A oggi, il rapporto con lei è migliorato molto. Anche se non accetta ancora la relazione con la mia compagna, porto avanti la promessa fatta a Sensei di diventare un faro nella mia famiglia.
Negli anni ho iniziato a comprendere il significato di missione come shimei, “usare la vita”, provando a dare un senso anche alle mie esperienze dolorose mettendole a disposizione degli altri per incoraggiarli e sforzandomi di vedere nelle difficoltà l’opportunità di trasformare il mio karma. Ho vinto gli attacchi di panico intensificando le visite a casa alle giovani donne e l’attività byakuren, che mi richiedeva di stare centrata e concentrata.
Questa vittoria mi ha motivata a riprendere un obiettivo accantonato e fonte per me di grande sofferenza: finire il mio corso di studi universitario, obiettivo che ho condiviso con altre due giovani donne della mia zona: quest’anno abbiamo tutte e tre terminato i nostri studi e vinto insieme, è stato meraviglioso!
Nel lavoro ho vissuto un periodo veramente difficile: nell’azienda per cui lavoravo spesso venivano messe in campo azioni non proprio rispettose nei confronti di noi lavoratrici.
Nel 2019 tornai dal Corso europeo di studio giovani con questa frase della Proposta di pace di Sensei nel cuore: «Sradicare la patologia della rassegnazione celata nelle profondità del nostro essere sociale» (Allegato a BS, 194, 17).
Da lì decisi di ripartire.
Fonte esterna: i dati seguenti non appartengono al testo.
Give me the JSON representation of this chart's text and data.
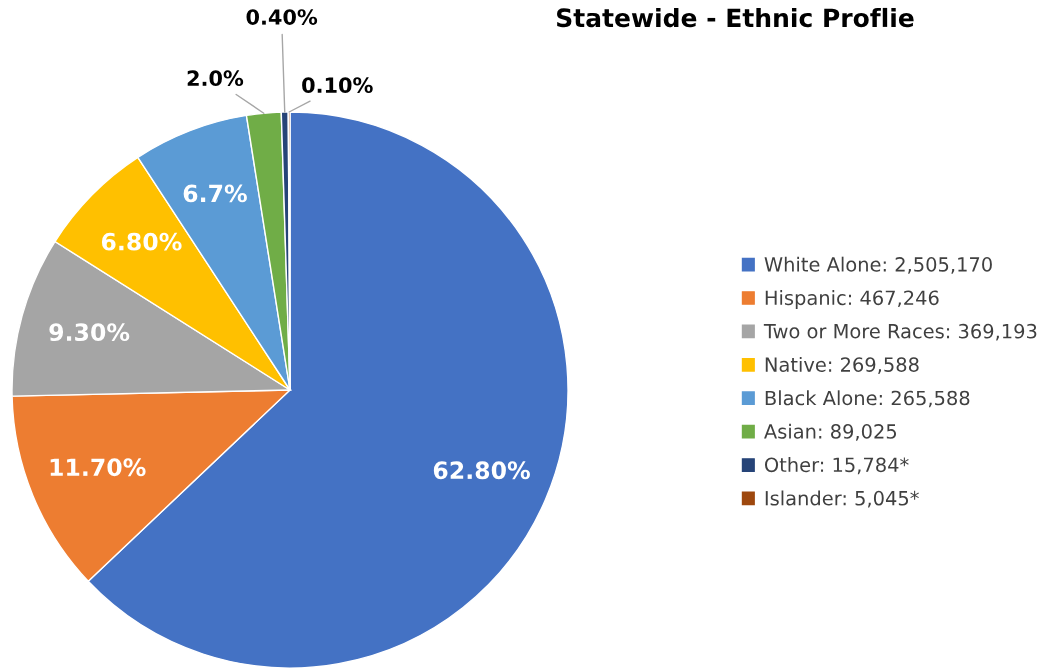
{
  "chart_data": {
    "type": "pie",
    "title": "Statewide - Ethnic Proflie",
    "categories": [
      "White Alone: 2,505,170",
      "Hispanic: 467,246",
      "Two or More Races: 369,193",
      "Native: 269,588",
      "Black Alone: 265,588",
      "Asian: 89,025",
      "Other: 15,784*",
      "Islander: 5,045*"
    ],
    "values": [
      62.8,
      11.7,
      9.3,
      6.8,
      6.7,
      2.0,
      0.4,
      0.1
    ],
    "value_labels": [
      "62.80%",
      "11.70%",
      "9.30%",
      "6.80%",
      "6.7%",
      "2.0%",
      "0.40%",
      "0.10%"
    ],
    "colors": [
      "#4472c4",
      "#ed7d31",
      "#a5a5a5",
      "#ffc000",
      "#5b9bd5",
      "#70ad47",
      "#264478",
      "#9e480e"
    ],
    "legend": "right"
  }
}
Lo studio del Gosho è stato una lanterna nell’oscurità, ogni volta che ricadevo nello sconforto lo riprendevo in mano e ripartivo.
Recitavo Daimoku per aprire la mia strada, per trovare un lavoro che mi permettesse di stare in mezzo alle persone, di portare avanti kosen-rufu e affermare i valori del Buddismo, la dignità della vita prima di tutto.
A fine 2020 sono stata eletta delegata sindacale sul mio luogo di lavoro e attualmente sono in distacco sindacale come funzionaria: non è un lavoro ma una missione, una lotta quotidiana contro la mia insicurezza e il mio sentirmi inadeguata che spariscono quando mi metto all’ascolto dell’altro e lotto per aiutarlo.
Dopo anni sto comprendendo come anche il mio mondo di collera, debitamente illuminato, sia un aspetto che mi spinge a lottare contro le ingiustizie, qualcosa che posso mettere a servizio degli altri.
Recito Daimoku ogni giorno per realizzare la promessa fatta a Sensei che ogni giovane donna della regione diventi felice.
Tenendo sempre nel cuore il mio maestro mi sforzo ogni giorno di creare valore lì dove sono, senza paragonarmi agli altri ma cercando di vedermi come lui mi vede, come vede ogni giovane donna, “un sole gioioso di felicità”.